Paralelamente a Jerry, en Chicago tenemos también un anfitrión: Jason. Jason vive en un área llamada Franklin Park, juega al fútbol normal, habla castellano con un nivel bastante alto y es un amante de la música.

¿Os gusta la cerveza? – Nos preguntó al llegar
Sí, claro

Así conocimos un nuevo mundo, el mundo de su nevera, una nevera llena de cervezas de distinto tipo. En EEUU nos hemos llevado una sorpresa con el tema cervecero. Pensábamos que se limitaban a cervezas tipo Lager, que son las que se beben en Castilla. Si allí tenemos la Mahou (cerveza mediocre que se convierte en celestial cuando es una cañita bien tirada, ¡magia!) o la Cruzcampo, pensaba que aquí se limitaban a la Miller, Budweiser y demás. La sorpresa es que su nivel cervecero SUPERA al alemán y se ACERCA al belga. La cantidad de marcas es abismal, tienen una gran cultura de la cerveza local y las pequeñas destilerías por encima de las marcas más industriales, tienen una gran cantidad de tipos de cerveza y hay multitud de establecimientos donde venden todo tipo de marcas. De la mano de Jason nos adentramos en un mundo apasionante de zumo de cebada (siempre con moderación), sin duda la mayor sorpresa gastronómica que nos hemos llevado en este país.

Junto a su amigo Rob, Jason canta canciones mexicanas y cubanas. Escuchar a este par de gringos cantar “Guadalajara” no tiene precio. Aquí en EEUU se lleva lo que llaman el “open mic”, micrófono abierto. Vas a un bar y te pones a cantar. Decidieron que ayer era el momento para hacer una demostración y se plantaron con sus guitarras en el bar “Weeds”. La fauna de este bar era similar a la del glorioso “Café Doré”. Su sueño, un tal Sergio, era un tipo enorme con un peto vaquero y gafas de sol, tenía una busto suyo que era idéntico. En este bar había un loco poniendo videos de los Rolling Stones del año de Mari Castaña, intercalado con videos en los que a Mimi Rogers completamente desnuda le daban un masaje. Fauna local. El concierto se escuchó de Rob y Jason se escuchó de aquella manera,pero lo importante fue pasar un buen rato.

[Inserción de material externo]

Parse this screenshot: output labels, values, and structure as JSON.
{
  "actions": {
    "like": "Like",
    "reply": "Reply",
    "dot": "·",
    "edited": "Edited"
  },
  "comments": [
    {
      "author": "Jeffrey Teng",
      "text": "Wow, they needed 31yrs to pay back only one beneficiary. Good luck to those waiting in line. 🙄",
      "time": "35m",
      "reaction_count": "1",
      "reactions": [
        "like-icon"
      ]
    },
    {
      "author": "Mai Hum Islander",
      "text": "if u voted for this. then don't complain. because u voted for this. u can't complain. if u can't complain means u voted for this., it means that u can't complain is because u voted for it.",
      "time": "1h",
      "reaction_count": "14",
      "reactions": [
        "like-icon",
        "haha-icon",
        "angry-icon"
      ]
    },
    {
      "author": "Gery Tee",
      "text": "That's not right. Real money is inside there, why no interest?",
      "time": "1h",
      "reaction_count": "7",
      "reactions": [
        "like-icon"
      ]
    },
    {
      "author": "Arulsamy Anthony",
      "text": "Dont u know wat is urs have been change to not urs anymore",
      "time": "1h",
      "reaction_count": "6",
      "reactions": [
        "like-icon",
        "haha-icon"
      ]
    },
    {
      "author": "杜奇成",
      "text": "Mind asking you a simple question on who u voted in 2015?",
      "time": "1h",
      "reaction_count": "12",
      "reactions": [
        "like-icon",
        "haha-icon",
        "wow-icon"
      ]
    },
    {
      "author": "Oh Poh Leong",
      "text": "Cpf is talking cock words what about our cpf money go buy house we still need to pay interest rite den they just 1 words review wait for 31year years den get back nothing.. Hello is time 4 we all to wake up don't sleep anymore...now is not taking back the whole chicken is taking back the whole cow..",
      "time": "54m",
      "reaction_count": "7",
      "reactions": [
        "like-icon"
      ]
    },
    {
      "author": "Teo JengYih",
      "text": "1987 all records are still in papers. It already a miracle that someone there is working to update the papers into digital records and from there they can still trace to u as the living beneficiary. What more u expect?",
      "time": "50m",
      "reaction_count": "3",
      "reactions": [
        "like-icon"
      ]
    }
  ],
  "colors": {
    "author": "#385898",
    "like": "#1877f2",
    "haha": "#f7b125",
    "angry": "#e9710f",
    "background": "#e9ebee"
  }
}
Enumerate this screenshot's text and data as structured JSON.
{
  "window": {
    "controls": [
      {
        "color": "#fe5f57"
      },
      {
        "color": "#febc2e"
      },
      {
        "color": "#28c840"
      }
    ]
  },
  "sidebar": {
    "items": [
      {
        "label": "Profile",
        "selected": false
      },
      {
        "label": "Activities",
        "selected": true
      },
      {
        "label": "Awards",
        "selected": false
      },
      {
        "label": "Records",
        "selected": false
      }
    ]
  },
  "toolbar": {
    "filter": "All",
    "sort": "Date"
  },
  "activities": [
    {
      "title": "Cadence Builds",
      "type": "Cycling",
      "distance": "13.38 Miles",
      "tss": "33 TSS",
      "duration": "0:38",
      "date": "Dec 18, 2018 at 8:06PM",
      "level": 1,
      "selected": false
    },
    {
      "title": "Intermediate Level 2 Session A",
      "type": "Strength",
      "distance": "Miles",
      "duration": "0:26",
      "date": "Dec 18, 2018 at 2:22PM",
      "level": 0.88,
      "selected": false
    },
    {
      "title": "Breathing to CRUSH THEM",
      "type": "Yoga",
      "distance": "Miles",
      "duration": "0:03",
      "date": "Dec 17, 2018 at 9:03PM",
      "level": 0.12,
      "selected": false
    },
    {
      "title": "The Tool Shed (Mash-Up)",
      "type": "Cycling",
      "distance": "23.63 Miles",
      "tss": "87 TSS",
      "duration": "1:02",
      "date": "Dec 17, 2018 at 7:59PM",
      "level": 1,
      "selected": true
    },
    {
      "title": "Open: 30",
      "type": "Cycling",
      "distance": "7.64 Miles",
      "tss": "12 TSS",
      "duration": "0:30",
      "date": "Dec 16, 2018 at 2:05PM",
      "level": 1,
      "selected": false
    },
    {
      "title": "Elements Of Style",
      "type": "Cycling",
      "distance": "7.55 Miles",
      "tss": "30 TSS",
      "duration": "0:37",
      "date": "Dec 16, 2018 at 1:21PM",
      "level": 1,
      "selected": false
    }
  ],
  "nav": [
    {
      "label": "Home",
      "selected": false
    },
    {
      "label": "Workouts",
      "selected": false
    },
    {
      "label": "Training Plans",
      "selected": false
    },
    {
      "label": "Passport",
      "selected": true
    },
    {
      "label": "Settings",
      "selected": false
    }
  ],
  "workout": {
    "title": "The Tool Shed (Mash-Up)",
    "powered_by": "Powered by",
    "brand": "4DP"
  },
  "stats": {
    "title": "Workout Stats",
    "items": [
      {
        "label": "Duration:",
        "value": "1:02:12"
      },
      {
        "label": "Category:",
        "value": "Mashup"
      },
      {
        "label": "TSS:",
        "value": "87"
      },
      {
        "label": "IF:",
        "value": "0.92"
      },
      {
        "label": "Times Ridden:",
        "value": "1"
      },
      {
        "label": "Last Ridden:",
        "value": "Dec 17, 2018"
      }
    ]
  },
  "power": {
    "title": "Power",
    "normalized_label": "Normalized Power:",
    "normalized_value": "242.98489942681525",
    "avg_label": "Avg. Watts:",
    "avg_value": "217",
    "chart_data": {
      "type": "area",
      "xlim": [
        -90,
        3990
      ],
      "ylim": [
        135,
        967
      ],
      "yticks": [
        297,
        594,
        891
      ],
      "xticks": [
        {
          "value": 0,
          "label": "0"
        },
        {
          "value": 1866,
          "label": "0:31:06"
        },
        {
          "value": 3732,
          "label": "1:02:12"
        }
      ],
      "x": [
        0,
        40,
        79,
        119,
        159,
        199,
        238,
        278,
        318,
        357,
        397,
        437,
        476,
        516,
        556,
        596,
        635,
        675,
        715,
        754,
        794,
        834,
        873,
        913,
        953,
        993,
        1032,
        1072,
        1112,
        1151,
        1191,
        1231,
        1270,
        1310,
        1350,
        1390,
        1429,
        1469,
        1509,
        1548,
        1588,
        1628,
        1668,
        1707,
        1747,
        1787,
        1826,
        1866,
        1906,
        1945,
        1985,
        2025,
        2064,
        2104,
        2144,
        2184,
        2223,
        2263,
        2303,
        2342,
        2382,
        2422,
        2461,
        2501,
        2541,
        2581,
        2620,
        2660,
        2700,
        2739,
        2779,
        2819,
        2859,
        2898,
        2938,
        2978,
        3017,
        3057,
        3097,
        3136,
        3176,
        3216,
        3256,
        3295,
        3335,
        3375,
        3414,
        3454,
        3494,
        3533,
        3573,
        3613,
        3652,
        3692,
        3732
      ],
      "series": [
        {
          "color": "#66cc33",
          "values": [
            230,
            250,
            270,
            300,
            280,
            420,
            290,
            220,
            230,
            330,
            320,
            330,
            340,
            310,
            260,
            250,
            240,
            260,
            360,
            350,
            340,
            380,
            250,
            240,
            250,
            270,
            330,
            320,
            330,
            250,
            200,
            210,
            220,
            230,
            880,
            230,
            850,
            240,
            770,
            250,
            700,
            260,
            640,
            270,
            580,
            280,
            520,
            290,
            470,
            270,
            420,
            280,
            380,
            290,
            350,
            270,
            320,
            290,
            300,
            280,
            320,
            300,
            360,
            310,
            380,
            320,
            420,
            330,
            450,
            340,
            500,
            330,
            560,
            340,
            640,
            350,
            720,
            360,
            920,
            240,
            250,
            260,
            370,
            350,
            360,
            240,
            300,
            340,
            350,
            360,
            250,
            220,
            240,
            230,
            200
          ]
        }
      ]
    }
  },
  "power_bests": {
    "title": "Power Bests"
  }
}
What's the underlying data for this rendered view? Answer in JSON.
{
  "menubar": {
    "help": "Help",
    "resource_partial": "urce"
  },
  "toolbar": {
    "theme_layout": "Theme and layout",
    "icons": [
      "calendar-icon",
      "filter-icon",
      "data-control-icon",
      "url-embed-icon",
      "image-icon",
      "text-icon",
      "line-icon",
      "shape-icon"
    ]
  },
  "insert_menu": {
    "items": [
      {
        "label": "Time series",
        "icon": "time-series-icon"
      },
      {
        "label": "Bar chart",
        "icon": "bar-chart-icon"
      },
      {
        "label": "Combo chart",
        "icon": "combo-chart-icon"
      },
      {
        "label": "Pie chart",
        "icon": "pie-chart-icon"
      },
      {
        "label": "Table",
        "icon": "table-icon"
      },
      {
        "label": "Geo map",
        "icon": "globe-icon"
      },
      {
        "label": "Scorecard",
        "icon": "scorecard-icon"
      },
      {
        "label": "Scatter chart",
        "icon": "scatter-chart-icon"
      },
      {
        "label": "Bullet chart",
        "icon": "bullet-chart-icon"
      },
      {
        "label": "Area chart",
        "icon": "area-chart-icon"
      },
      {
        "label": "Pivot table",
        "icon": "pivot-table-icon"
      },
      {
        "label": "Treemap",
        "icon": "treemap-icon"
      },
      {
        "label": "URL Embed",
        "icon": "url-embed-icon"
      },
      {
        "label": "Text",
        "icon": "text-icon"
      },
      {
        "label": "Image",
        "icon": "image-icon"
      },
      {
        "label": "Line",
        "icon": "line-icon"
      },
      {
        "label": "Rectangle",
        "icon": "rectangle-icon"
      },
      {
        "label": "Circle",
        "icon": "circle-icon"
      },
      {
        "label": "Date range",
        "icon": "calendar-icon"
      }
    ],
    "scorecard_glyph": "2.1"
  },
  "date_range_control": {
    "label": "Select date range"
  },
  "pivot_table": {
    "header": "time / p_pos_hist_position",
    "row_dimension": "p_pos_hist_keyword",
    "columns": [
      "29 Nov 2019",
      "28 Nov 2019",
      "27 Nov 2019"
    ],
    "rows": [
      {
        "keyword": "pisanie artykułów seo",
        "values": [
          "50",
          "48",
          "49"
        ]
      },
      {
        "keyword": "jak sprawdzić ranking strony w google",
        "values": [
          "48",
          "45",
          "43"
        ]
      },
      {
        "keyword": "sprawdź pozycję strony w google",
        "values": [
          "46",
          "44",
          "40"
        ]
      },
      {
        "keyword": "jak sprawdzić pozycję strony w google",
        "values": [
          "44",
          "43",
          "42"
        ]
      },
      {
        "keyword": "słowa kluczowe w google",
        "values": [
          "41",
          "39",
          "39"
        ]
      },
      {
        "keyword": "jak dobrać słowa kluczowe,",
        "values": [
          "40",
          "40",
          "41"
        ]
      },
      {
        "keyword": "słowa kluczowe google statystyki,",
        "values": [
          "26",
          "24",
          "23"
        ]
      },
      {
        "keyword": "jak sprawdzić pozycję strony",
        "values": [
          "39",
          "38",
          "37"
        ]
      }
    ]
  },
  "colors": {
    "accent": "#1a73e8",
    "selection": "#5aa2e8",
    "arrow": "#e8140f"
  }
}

Otro agradable descubrimiento de estas tierras es el “garito americano”. Es un bar que está a medio camino entre nuestros bares de toda la vida y nuestros pubs. Abren a las 3 o 4 de la tarde y cierran a media noche o algo más tarde, de Lunes a Domingo. No son bares para el fin de semana con copas a precios abusivos, son antros oscuros en los que en líneas generales dan mucha importancia a la música, con mesas donde apoyar el codo y pasar un rato tranquilo. Por atmósfera no es como nuestros bares de tapas, por precios, tipo de gente que va, actitud y demás no es tampoco como nuestros pubs. Es un punto intermedio y necesario, complementario a lo que tenemos allí por Europa del Sur.

Driveaway

Hay un momento muy incómodo por el que todas pasamos en la vida y es cuando tienes que reconocer que una cosa que querías hacer de una determinada manera ha pasado a la categoría de imposible.

Cuando vinimos aquí teníamos una idea de viaje abierta a cambios pero basada en visitar ciertos lugares que nos interesaban. Intentamos alquilar, pero era prohibitivo. Compramos, como sabéis, un coche, nos timaron como a tontos. Nos ofrecieron un coche de otra persona, se truncó todo por líos de seguro. En medio tuvimos que deshacernos de la chatarra… ya sabéis la historia.

Por una cuestión de 1) tiempo y 2) dinero, tras mucha reflexión hemos llegado a la conclusión de que lo que queríamos hacer, tal y como queríamos hacerlo, simplemente no puede ser.

Entonces, ¿cómo seguir adelante? Hay un dicho que se atribuye a Confucio que dice “Cuando el objetivo te parezca dificil, no cambies de objetivo, busca un nuevo camino para llegar a él”.

He mencionado muchas veces a Kerouac, especialmenet desde que comenzamos a planificar nuestra venida aquí. Al tiempo que Kerouac y su amigo Cassidy me parecen unos parásitos sin igual y gente con la que personalmente no me gustaría cruzarme mucho (sobretodo Cassidy), acaban siendo fuente de inspiración muchas veces. En muchos capítulos de “En el camino”, la obra cumbre de Kerouac (cumbre o más famosa, no se), los personajes se quedan tirados en distintas partes de los Estados Unidos y al final van a agencias a ver si les proporcionan algún coche. ¿De qué va todo eso? Se trata de una cosa llamada “driveaway”.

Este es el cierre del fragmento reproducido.